Thanks to Michael Huckabee, Executive Director, SAS Global Data Management and Dan Soceanu, Senor Solutions Architect at SAS for their presentation "Supporting GDPR in a Data Driven Organization."
The purpose of the presentation was to help companies understand the General Data Protection Regulation's (GDPR) impact on companies beginning May 2018. This is the most sweeping privacy law to date and no matter where your business is located, you have liability if you store or process any EU consumer data, such as customer or employee data.
Under the GDPR, you must be able to prove that you know where personal data is, and isn't, across all your systems and lines of business. You need to know who can access the data, as well as when and how they do it. You'll have to safeguard against breaches. If you experience a breach, you must notify authorities and consumers within 72 hours. then rectify resulting issues.
So what happens if you don't? Any organization that does not comply could be fined up to $22 million or four percent of their global annual revenue, whichever is greater.
Hearing this on the heels of the WannaCry breach, which affected the NHS, made the regulations and the fines seem laughable. The NHS was still running Windows XP two years after Microsoft was no longer supporting it. I'm pretty confident the NHS has no clue where all their personal data is.
The SAS executives are working with Fortune 1000 companies to help them identify, govern and protect personal data to ensure their clients are taking appropriate measure to demonstrate compliance including: data inventory, understanding personal data and PII, and the need to get consent on an ongoing basis.
Any organization that performs significant marketing in Europe will be under extra scrutiny. Safe harbor has been declared invalid, and Privacy Shield Certification is not sufficient for GDPR.
The challenges for any organization will be:
Overview of all data services and knowledge of where the data resides.

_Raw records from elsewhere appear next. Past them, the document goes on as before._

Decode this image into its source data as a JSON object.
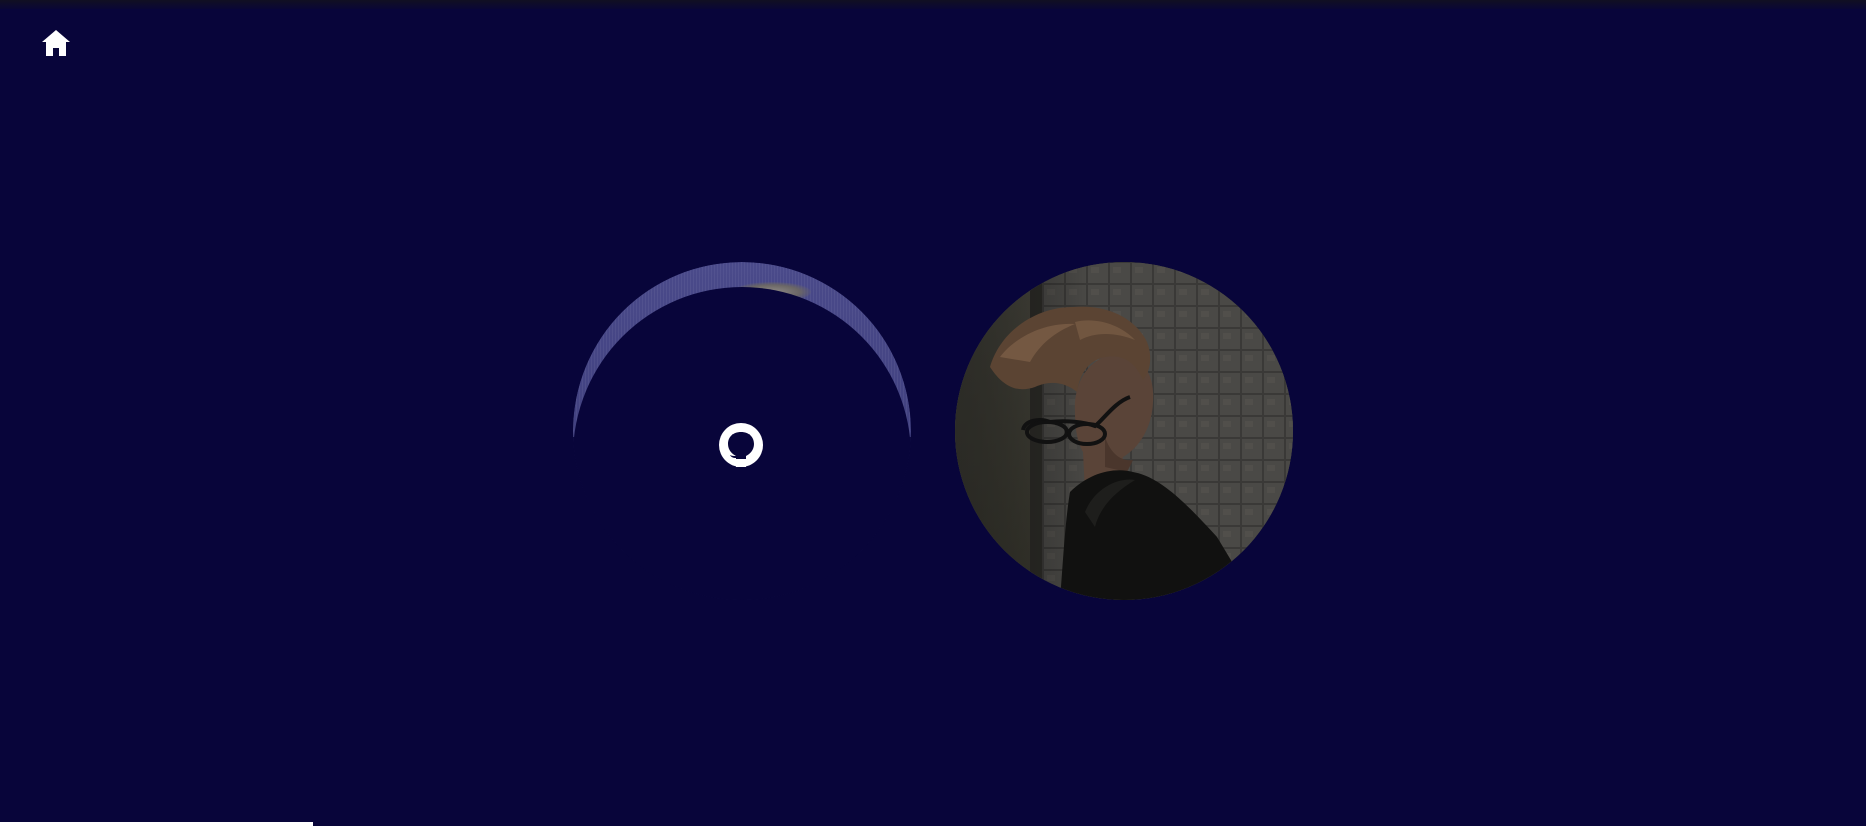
{
  "page": {
    "background_color": "#08053a",
    "accent_color": "#ffffff"
  },
  "nav": {
    "home_icon": "home-icon"
  },
  "links": [
    {
      "icon": "github-icon"
    }
  ],
  "profile": {
    "photo": "profile-photo"
  },
  "progress": {
    "fraction": 0.168
  }
}
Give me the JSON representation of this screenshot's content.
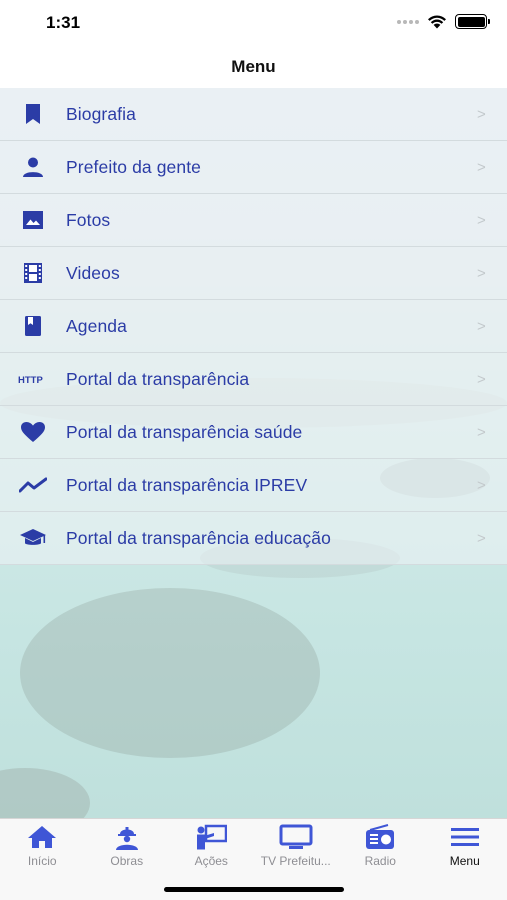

Level of risk for each data source.
Ability to report where personal data is located.
Put processes in place for tracking and protecting data.

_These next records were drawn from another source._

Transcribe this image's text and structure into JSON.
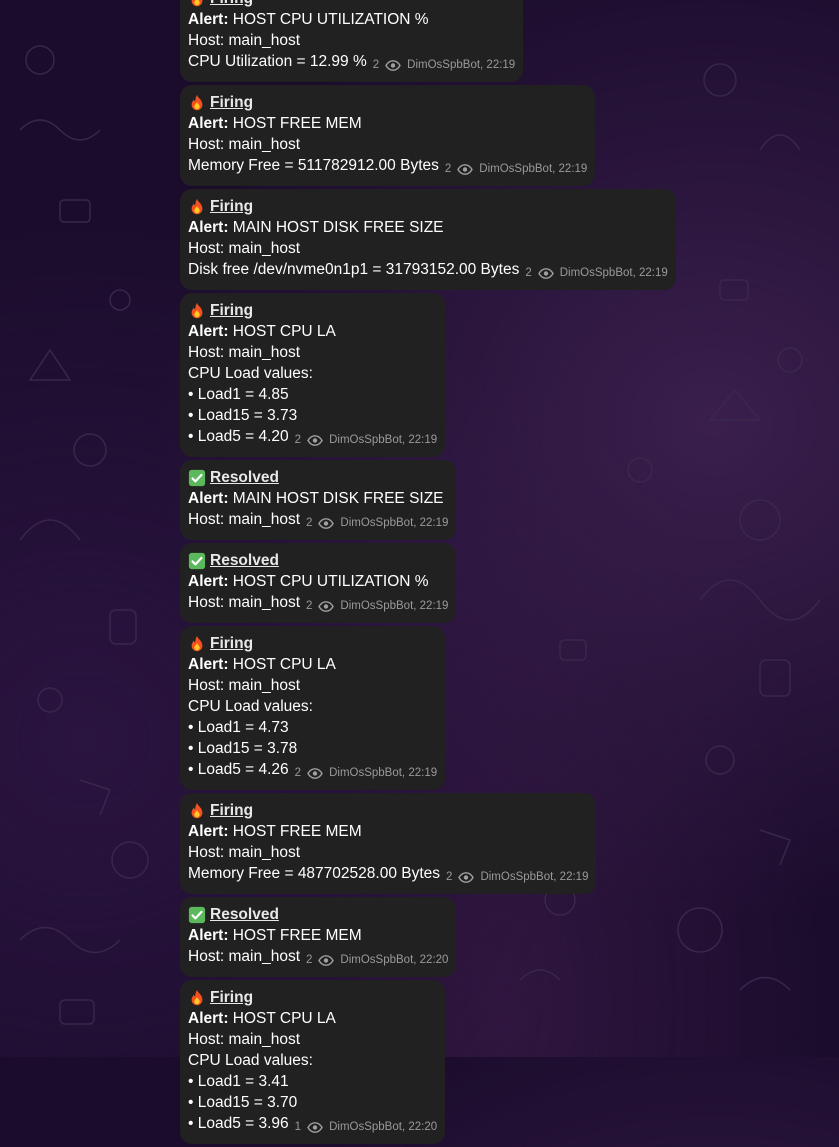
{
  "labels": {
    "alert": "Alert:"
  },
  "messages": [
    {
      "status": "Firing",
      "status_icon": "fire-icon",
      "alert": "HOST CPU UTILIZATION %",
      "lines": [
        "Host: main_host",
        "CPU Utilization = 12.99 %"
      ],
      "views": "2",
      "author_time": "DimOsSpbBot, 22:19"
    },
    {
      "status": "Firing",
      "status_icon": "fire-icon",
      "alert": "HOST FREE MEM",
      "lines": [
        "Host: main_host",
        "Memory Free = 511782912.00 Bytes"
      ],
      "views": "2",
      "author_time": "DimOsSpbBot, 22:19"
    },
    {
      "status": "Firing",
      "status_icon": "fire-icon",
      "alert": "MAIN HOST DISK FREE SIZE",
      "lines": [
        "Host: main_host",
        "Disk free /dev/nvme0n1p1 = 31793152.00 Bytes"
      ],
      "views": "2",
      "author_time": "DimOsSpbBot, 22:19"
    },
    {
      "status": "Firing",
      "status_icon": "fire-icon",
      "alert": "HOST CPU LA",
      "lines": [
        "Host: main_host",
        "CPU Load values:",
        "• Load1 = 4.85",
        "• Load15 = 3.73",
        "• Load5 = 4.20"
      ],
      "views": "2",
      "author_time": "DimOsSpbBot, 22:19"
    },
    {
      "status": "Resolved",
      "status_icon": "check-mark-icon",
      "alert": "MAIN HOST DISK FREE SIZE",
      "lines": [
        "Host: main_host"
      ],
      "views": "2",
      "author_time": "DimOsSpbBot, 22:19"
    },
    {
      "status": "Resolved",
      "status_icon": "check-mark-icon",
      "alert": "HOST CPU UTILIZATION %",
      "lines": [
        "Host: main_host"
      ],
      "views": "2",
      "author_time": "DimOsSpbBot, 22:19"
    },
    {
      "status": "Firing",
      "status_icon": "fire-icon",
      "alert": "HOST CPU LA",
      "lines": [
        "Host: main_host",
        "CPU Load values:",
        "• Load1 = 4.73",
        "• Load15 = 3.78",
        "• Load5 = 4.26"
      ],
      "views": "2",
      "author_time": "DimOsSpbBot, 22:19"
    },
    {
      "status": "Firing",
      "status_icon": "fire-icon",
      "alert": "HOST FREE MEM",
      "lines": [
        "Host: main_host",
        "Memory Free = 487702528.00 Bytes"
      ],
      "views": "2",
      "author_time": "DimOsSpbBot, 22:19"
    },
    {
      "status": "Resolved",
      "status_icon": "check-mark-icon",
      "alert": "HOST FREE MEM",
      "lines": [
        "Host: main_host"
      ],
      "views": "2",
      "author_time": "DimOsSpbBot, 22:20"
    },
    {
      "status": "Firing",
      "status_icon": "fire-icon",
      "alert": "HOST CPU LA",
      "lines": [
        "Host: main_host",
        "CPU Load values:",
        "• Load1 = 3.41",
        "• Load15 = 3.70",
        "• Load5 = 3.96"
      ],
      "views": "1",
      "author_time": "DimOsSpbBot, 22:20"
    }
  ]
}
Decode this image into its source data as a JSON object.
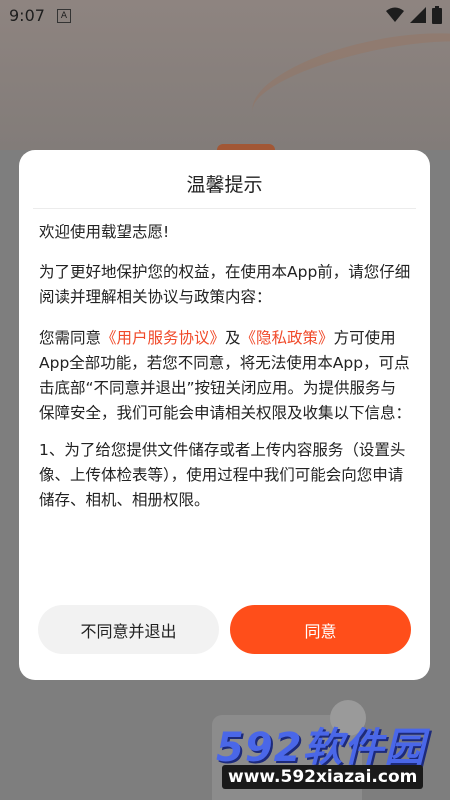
{
  "status_bar": {
    "time": "9:07",
    "notification_glyph": "A",
    "icons": [
      "wifi-icon",
      "signal-icon",
      "battery-icon"
    ]
  },
  "dialog": {
    "title": "温馨提示",
    "welcome": "欢迎使用载望志愿!",
    "purpose": "为了更好地保护您的权益，在使用本App前，请您仔细阅读并理解相关协议与政策内容：",
    "consent_prefix": "您需同意",
    "user_agreement_link": "《用户服务协议》",
    "consent_and": "及",
    "privacy_policy_link": "《隐私政策》",
    "consent_suffix": "方可使用App全部功能，若您不同意，将无法使用本App，可点击底部“不同意并退出”按钮关闭应用。为提供服务与保障安全，我们可能会申请相关权限及收集以下信息：",
    "item_1": "1、为了给您提供文件储存或者上传内容服务（设置头像、上传体检表等），使用过程中我们可能会向您申请储存、相机、相册权限。",
    "decline_button": "不同意并退出",
    "agree_button": "同意"
  },
  "watermark": {
    "logo_text": "592软件园",
    "url": "www.592xiazai.com"
  },
  "colors": {
    "accent": "#ff4e1a",
    "link": "#f04a2a",
    "overlay": "#7e7e7e"
  }
}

Have documentation and audit trails.
While GDPR enforcement will be challenging given their lack of resources, the consensus in the presentation was they will find one or two egregious violators of the regulation and punish them harshly to scare everyone else into complying. No more paying $50,000 for a bogus security certificate for your insurance company.
Companies should take a five-step approach for sustainable compliance:
Access to personal data should be adequate, relevant, and limited to what is necessary in relation to the identification of an identifiable natural person.
Identify how much personal data you have with regards to identifying and individual. You must be able to link disparate personal data in the event someone wants to be deleted from your database.
Govern by putting in place a formal orchestration of people, technology, and processes to track and manage data access, acquisition, analysis, and retention.
Comply by safeguarding personal data with anonymization, pseudonymization, and encryption.
Audit and be able to notify any personal data breaches to the supervisory authority no later than 72 hours after becoming aware of the breach.
Follow the "rule of reasonableness" to show enforcers you are taking GDPR seriously and trying to comply.
What steps are you and your organization taking to prepare for GDPR?